Триумвиры революции
Шрифт:
В Исполнительном совете произошла схватка.
Ролан доказывал, что Конвент следует созвать где-нибудь вдали от Парижа. Он считал, что нужно немедленно покинуть столицу, захватив с собой казну и короля. Другие министры его поддержали.
Тогда резко вскочил Дантон.
– Не забывайте, что сейчас Франция здесь, в Париже. Если вы оставите город врагу, вы погубите себя и родину. Париж надо удержать любыми средствами!..
– Он тихо добавил: - Я привез сюда мою семидесятилетнюю мать и моих детей. Прежде чем пруссаки войдут в Париж, пусть погибнет
– И, повернувшись к министру внутренних дел, снова повысил голос: - Ролан, берегись говорить о бегстве! Страшись, чтобы народ тебя не услышал!..
Париж оцепенел. Закрылись кафе и театры, по улицам дефилировали патрули, удвоенные караулы несли круглосуточное дежурство у всех застав, а из ночи в ночь шли повальные обыски.
– Измена!..
Новые сотни арестованных заполняли тюрьмы.
– Враг у ворот!..
Призывно трубили военные горны. Срочно сформированные отряды добровольцев спешили на фронт. Под Парижем возводили укрепленную линию обороны - рыли окопы, поднимали насыпи.
– Революция под угрозой!..
Страна переживала дни смертельной опасности.
Обстановка воскресного заседания Ассамблеи была нервозной. Депутаты делились последними слухами:
– Верден пал.
– Передовые отряды пруссаков вступили в Шалон.
– Кавалерия союзников на подступах к Парижу.
Кто-то посоветовал прервать заседание.
И тут вдруг на ораторскую трибуну поднялся высокий, кряжистый мужчина с квадратным лицом, обезображенным следами оспы.
Его громовой голос немедленно перекрыл шум зала, а первые фразы, произнесенные им, заставили Ассамблею встрепенуться и устыдиться.
– С чувством глубокого удовлетворения я, как министр свободного народа, спешу сообщить вам радостную весть: спасение отечества не за горами. Вся Франция пришла в движение, все горят желанием сражаться. Часть патриотов уже направлена к границам; часть - останется рыть траншеи; остальные, вооруженные пиками, будут охранять внутреннюю безопасность...
Это были прекрасные, мужественные слова. Кто мог бы выбрать более верный тон речи? Растерянности оратор противопоставил твердость, сомнениям - веру в победу. Раскрыв революционные заслуги Парижа перед Францией, он призвал Законодательное собрание мобилизовать все ресурсы страны на борьбу с врагом.
Раздались дружные аплодисменты.

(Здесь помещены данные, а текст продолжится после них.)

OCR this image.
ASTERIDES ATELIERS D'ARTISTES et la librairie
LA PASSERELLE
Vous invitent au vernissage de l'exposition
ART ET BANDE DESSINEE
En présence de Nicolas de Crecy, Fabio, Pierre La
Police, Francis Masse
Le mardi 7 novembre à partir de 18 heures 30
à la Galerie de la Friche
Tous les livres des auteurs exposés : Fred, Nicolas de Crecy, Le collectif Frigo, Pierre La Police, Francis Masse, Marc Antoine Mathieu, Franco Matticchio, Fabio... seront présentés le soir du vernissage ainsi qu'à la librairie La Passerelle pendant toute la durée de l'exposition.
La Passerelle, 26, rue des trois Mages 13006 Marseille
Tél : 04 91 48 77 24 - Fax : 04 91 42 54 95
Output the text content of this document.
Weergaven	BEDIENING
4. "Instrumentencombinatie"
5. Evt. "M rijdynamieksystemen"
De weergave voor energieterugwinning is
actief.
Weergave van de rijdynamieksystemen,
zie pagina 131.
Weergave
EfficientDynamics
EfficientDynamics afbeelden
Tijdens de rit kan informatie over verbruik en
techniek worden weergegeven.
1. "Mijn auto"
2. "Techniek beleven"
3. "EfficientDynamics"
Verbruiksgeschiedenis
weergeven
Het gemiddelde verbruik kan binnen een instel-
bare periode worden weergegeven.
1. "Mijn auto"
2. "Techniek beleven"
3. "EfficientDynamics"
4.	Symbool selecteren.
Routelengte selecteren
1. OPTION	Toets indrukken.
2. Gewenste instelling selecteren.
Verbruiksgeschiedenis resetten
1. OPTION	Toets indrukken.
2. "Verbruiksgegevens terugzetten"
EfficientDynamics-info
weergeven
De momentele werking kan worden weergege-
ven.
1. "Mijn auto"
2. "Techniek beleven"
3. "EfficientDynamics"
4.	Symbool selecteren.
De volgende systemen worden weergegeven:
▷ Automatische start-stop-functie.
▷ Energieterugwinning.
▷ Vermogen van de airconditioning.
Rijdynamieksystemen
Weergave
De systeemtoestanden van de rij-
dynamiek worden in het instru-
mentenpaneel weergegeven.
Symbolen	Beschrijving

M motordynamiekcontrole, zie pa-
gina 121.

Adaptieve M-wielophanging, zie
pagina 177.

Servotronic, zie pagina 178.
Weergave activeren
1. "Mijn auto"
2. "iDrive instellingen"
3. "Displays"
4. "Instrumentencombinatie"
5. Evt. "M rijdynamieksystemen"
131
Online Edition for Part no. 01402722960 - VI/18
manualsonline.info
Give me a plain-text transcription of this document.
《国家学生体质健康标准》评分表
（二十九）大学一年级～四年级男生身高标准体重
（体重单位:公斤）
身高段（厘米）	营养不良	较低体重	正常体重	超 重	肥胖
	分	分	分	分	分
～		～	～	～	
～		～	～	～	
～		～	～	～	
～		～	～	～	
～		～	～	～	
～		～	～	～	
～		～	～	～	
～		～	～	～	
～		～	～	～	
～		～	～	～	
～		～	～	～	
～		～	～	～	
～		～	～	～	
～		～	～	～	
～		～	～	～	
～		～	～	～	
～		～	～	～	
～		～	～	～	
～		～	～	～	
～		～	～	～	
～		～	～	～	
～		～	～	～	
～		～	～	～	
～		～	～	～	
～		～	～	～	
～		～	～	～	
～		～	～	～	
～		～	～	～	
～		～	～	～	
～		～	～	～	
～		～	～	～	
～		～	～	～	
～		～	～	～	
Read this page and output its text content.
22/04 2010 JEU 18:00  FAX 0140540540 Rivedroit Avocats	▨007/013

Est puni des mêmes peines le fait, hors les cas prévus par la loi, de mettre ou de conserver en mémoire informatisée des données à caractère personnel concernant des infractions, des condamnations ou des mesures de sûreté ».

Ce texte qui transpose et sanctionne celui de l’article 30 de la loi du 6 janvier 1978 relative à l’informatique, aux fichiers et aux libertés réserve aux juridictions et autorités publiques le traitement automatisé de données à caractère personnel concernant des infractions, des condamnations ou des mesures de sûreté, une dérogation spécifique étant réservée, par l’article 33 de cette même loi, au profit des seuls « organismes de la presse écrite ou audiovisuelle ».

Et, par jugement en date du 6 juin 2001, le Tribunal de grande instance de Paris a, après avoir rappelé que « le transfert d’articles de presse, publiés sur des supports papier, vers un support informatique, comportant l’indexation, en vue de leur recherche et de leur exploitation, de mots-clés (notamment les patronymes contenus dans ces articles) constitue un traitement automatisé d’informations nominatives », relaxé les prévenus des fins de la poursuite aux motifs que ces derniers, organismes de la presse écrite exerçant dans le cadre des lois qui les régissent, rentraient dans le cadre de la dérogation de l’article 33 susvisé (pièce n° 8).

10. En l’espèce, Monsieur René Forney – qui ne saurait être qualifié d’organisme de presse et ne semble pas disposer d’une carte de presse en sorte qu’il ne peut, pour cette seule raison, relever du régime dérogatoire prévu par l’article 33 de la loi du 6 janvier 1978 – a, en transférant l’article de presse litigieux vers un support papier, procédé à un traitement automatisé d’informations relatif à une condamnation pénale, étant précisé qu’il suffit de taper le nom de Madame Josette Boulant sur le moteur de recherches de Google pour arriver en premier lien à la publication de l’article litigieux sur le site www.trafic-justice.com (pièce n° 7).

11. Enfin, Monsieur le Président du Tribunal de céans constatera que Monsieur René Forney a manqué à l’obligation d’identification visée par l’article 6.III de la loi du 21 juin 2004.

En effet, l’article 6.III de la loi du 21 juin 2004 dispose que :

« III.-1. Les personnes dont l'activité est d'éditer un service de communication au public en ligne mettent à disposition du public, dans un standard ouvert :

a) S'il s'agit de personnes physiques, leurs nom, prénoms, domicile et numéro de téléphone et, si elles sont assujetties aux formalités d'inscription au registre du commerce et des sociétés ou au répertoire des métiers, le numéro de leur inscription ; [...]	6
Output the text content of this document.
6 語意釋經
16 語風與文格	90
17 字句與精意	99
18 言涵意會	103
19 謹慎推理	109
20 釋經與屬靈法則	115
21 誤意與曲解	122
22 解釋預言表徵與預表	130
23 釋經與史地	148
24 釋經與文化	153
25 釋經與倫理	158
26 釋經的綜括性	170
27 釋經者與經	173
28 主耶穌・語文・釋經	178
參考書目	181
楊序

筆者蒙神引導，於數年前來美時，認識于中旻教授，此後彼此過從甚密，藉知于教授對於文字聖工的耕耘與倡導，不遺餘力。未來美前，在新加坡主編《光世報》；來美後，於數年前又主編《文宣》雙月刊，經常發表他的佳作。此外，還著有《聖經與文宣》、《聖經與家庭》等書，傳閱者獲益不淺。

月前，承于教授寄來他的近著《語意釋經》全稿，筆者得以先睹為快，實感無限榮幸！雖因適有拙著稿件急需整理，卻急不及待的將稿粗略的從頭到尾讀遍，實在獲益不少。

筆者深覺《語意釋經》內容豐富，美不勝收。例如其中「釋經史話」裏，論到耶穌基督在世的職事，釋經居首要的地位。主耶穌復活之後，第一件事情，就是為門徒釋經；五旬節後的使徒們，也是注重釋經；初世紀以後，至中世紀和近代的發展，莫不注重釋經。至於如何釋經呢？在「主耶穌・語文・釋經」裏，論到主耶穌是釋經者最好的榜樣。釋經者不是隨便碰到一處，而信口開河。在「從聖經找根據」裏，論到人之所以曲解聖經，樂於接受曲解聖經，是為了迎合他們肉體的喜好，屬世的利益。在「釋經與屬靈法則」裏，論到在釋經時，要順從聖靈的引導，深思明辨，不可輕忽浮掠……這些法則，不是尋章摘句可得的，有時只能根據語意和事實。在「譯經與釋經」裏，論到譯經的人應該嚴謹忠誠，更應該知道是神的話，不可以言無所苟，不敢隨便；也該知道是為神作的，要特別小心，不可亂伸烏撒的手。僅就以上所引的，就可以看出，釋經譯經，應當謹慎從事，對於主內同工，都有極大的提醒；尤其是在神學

Людей, еще недавно таких растерянных и беспомощных, словно наэлектризовали. Многие депутаты вскочили с мест. Отовсюду слышались крики:
– Слава министру революции!
– Да здравствует наш Дантон!
– Мы требуем, - продолжал оратор, - смертной казни для тех, кто откажется идти на врага или выдать имеющееся у него оружие. Необходимы меры беспощадные. Когда отечество в опасности, никто не имеет права отказаться служить ему, не рискуя покрыть себя бесчестьем и заслужить имя предателя отчизны!..
Последние слова речи, которых не могли заглушить восторженные крики и рукоплескания, воспринимались как пламенный призыв, как подлинный гимн мужеству:
– Набат, уже готовый раздаться, прозвучит не тревожным сигналом, но сигналом к атаке на наших врагов. Чтобы победить их, нам нужна смелость, смелость, еще раз смелость - и Франция будет спасена!..
Во всех публичных выступлениях, прокламациях и письмах Дантона теперь звучит лейтмотивом мысль: спасение народа в руках самого народа. И никакие крайности не должны останавливать патриотов, ибо родина - превыше всего; во имя ее защиты с корабля революции нужно безжалостно выбросить все, что мешает четкости его хода.
Министр революции не ограничивался речами.
Среди всеобщей растерянности он действовал.
Он руководил обороной Парижа, он формировал отряды ополченцев в столице, его комиссары набирали добровольцев в провинции, его имя прочно слилось с "сентябрем" - стихийными расправами народа с врагами революции.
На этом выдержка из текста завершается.